Тут-то, наконец, главная работа переходит к практикам формальной школы, а именно: к «лефам». Им было отпущено в аренду огромное невспаханное поле практической деятельности «под литературную выделку пролетарского писателя». Не позаботившись предварительно приобрести для своих питомцев литературную грамматику (для себя они ее приобрели), они начали обучать их литературному синтаксису. Они в стихах приступили к расстрелу Пушкина и этим как бы хотели расстрелять все литературное прошлое, все культурное наследство его, доставшееся русскому пролетариату ценой крови, ценой величайших жертв, какие только знал и еще узнает мир… И где это было сказано, что социальная революция ограничит свои завоевания исключительно материальными возможностями! Они впали в роковую ошибку, которая столетиями являлась страшным призраком для культурных умов Европы. Лучшие и культурнейшие умы в искусстве последнего века были убеждены в том, что социальная революция станет для господствующего класса не только похитителем его материальных благ, но и страшным палачом духовной культуры человечества… Какое горькое разочарование!
Итак, практические деятели формальной школы взяли на себя «выделку» пролетарского писателя при идеологическом руководстве со стороны Пролеткульта. Идеи Пролеткульта снова начали переходить из состояния некоторого бесчувствия к состоянию мимолетного чувства. Шумное дыхание «Горна» начало снова вдохновлять поколение литературных маниаков. Никогда еще русская литература не видела такого обилия случайного творчества. Революция всколыхнула дно социального моря, и шумная поверхность его запестрела литературными сборниками, альманахами, журналами, единственное достоинство которых состояло в удручающем однообразии. Кто же заполнял эти бесчисленные страницы новоявленных творений? Сколько их было? Дать хотя бы приблизительную цифру этих имен плюс здравствующих поныне — едва ли представляется возможным, ибо число это влачит за собой жестокий хвост нулей, безразличных ко всему, а тем более к литературе!

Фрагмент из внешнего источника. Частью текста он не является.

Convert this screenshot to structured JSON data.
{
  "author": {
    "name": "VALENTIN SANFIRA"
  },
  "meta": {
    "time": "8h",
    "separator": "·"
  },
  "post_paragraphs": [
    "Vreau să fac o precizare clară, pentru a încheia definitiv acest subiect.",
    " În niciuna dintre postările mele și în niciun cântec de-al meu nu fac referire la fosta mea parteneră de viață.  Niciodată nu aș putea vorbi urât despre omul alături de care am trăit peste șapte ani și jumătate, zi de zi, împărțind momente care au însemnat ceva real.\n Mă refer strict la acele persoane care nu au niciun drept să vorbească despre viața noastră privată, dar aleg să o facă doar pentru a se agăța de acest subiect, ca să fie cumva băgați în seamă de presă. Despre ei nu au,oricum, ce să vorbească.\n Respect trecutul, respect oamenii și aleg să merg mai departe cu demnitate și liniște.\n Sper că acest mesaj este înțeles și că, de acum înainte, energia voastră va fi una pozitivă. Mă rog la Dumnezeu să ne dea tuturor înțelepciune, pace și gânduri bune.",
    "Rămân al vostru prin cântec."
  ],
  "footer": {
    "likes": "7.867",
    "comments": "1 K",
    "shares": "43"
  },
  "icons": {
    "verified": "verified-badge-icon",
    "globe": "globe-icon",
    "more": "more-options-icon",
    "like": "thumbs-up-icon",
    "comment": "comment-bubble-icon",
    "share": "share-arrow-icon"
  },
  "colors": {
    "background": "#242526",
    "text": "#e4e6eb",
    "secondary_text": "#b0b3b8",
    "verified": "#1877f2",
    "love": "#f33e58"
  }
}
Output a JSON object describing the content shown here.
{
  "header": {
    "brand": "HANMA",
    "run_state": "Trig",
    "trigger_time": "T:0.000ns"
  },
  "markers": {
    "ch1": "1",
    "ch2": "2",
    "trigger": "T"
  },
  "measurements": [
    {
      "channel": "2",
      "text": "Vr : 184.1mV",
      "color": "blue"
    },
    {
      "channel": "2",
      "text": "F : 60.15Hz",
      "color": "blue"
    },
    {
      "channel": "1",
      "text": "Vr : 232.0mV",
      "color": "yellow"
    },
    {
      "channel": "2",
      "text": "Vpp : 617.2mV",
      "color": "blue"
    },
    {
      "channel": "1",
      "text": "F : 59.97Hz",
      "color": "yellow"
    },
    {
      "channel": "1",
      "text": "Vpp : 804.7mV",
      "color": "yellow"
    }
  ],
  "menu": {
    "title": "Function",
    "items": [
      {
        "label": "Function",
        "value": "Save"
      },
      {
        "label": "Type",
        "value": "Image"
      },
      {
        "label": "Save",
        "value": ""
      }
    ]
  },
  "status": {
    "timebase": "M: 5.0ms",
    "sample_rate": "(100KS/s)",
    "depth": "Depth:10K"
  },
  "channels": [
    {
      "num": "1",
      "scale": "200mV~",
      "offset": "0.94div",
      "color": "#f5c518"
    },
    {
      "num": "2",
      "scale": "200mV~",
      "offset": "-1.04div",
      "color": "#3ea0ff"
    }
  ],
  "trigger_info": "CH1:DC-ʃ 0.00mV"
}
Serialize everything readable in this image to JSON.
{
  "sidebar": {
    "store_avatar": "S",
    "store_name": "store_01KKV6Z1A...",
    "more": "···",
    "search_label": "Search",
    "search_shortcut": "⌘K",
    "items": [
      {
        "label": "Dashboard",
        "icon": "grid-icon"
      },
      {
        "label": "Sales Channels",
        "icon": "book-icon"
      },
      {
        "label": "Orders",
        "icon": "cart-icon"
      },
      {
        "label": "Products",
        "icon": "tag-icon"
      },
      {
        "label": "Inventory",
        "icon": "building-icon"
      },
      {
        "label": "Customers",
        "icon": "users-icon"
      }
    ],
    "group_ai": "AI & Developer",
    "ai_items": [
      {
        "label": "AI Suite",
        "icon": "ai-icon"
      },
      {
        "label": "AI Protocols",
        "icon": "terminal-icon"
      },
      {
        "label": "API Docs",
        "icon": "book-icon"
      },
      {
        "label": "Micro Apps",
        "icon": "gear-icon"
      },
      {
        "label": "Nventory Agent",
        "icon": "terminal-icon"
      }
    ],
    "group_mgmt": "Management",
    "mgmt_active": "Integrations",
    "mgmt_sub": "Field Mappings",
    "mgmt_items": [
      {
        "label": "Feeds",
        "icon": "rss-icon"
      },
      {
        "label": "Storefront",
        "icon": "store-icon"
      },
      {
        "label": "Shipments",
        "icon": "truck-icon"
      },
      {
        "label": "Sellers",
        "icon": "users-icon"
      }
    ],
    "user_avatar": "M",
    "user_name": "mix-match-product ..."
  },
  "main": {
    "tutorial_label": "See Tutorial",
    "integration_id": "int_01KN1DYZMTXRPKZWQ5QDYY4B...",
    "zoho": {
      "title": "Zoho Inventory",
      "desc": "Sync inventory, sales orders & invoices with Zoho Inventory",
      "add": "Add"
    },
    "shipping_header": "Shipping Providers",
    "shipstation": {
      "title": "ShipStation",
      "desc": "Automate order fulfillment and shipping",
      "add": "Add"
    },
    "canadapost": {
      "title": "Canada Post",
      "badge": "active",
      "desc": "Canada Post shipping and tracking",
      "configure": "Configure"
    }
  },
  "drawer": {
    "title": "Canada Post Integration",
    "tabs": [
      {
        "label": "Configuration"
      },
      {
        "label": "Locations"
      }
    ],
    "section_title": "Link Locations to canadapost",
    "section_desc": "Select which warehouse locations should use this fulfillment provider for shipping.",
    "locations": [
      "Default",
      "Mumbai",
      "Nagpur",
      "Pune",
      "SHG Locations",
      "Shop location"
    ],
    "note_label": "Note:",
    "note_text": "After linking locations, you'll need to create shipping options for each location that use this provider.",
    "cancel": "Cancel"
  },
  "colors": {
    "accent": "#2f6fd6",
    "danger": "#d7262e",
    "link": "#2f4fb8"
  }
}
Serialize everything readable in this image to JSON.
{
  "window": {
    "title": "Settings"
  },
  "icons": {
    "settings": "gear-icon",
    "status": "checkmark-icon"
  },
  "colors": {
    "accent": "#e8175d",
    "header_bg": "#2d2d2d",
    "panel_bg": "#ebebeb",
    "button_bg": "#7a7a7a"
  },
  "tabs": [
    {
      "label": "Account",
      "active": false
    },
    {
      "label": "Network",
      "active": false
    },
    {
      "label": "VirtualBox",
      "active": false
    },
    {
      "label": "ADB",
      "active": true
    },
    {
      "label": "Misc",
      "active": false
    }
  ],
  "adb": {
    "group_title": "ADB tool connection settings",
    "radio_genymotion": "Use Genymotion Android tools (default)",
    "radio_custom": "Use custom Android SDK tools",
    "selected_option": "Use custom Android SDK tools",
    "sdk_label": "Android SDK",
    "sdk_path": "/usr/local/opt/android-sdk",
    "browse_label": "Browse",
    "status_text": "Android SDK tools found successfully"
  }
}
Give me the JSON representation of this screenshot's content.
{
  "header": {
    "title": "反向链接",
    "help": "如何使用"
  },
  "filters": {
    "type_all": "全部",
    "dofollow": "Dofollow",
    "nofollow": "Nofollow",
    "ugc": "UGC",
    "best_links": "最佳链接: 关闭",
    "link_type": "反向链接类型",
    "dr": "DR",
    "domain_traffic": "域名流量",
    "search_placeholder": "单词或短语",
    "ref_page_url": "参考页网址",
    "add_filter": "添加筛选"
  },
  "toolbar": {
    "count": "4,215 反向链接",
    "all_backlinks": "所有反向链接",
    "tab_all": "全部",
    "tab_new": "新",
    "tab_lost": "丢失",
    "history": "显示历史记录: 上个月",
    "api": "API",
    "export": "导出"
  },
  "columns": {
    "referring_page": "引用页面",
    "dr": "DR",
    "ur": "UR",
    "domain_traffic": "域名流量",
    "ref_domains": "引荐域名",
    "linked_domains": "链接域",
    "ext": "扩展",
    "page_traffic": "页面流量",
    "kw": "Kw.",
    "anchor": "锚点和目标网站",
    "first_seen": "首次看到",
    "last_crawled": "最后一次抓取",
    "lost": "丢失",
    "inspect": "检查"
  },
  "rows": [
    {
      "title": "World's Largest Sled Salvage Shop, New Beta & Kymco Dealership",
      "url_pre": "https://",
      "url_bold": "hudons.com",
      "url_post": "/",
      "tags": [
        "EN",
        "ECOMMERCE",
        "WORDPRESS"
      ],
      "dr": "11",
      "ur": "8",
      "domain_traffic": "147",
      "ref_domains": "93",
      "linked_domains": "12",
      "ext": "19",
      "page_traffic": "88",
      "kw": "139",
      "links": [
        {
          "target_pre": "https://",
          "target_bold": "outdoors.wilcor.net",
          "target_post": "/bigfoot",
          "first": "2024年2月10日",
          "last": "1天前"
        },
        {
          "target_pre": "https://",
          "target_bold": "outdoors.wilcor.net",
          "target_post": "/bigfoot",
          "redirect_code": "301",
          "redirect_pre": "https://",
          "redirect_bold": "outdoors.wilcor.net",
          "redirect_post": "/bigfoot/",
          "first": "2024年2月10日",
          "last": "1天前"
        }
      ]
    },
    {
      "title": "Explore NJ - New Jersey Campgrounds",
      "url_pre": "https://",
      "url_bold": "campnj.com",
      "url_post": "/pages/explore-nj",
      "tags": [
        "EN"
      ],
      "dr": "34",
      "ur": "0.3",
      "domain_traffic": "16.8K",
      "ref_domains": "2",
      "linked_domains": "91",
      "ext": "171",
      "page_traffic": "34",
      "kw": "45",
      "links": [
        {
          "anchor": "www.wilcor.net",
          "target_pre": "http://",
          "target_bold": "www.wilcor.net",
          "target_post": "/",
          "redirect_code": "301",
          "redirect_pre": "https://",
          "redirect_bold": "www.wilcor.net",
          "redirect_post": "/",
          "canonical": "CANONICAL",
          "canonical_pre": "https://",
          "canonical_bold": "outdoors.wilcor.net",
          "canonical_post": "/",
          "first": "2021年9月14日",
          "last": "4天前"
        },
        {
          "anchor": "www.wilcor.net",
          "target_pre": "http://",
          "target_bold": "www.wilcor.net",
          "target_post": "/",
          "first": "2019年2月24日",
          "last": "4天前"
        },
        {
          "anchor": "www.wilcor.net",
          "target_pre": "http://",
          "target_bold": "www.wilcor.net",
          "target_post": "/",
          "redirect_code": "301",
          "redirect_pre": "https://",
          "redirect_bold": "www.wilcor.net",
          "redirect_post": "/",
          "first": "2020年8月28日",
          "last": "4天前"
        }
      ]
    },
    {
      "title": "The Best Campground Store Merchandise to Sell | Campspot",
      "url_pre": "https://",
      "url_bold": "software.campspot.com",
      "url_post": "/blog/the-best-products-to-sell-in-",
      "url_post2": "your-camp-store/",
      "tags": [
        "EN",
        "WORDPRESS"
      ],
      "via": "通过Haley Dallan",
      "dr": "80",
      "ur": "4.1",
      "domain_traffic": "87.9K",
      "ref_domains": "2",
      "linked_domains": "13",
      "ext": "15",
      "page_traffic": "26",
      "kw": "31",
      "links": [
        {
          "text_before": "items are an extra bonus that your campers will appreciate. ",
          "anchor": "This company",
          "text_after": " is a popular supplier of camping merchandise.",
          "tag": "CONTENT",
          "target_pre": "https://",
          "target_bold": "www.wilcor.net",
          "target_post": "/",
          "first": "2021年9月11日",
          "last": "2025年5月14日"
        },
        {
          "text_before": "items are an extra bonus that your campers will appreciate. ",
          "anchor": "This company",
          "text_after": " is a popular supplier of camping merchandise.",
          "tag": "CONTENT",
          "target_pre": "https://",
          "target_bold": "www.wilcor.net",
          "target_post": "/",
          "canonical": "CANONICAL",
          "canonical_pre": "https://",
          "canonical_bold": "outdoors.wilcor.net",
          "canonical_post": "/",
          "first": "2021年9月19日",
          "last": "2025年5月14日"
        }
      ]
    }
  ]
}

Чем можно об'яснить себе столь необычайную тягу к литературному творчеству? Известно, что эпохи больших социальных преображений порождали не менее крупные культурные движения, а они в свою очередь — литературное паломничество. Для примера приведу несколько цитат из Белинского, человека «путанного», но к эстетическим взглядам которого так мало прибавлено, что может быть эти выписки нам скажут нечто большее, чем можно было бы ждать от исторической справки. Во всяком случае, полагаю, что пролеткультовцы отнесутся менее строго к нему, нежели товарищи формалисты. Цитирую дословно:
«Пушкинский период отличается необыкновенным множеством стихотворцев-поэтов, это решительно период стихотворства, превратившегося в совершенную манию.
Не говоря уже о стихотворцах бездарных, авторах „киргизских“, „московских“ и других „пленников“, авторах „Бельских“ и других „Евгениев“ под разными именами, сколько людей, если не с талантом, то с удивительною способностью, если не к поэзии, то к стихотворству. Стихами и отрывками из поэм было наводнено многочисленное поколение журналов и альманахов, опытами в стихах были наводнены книжные лавки»… (стр. 66).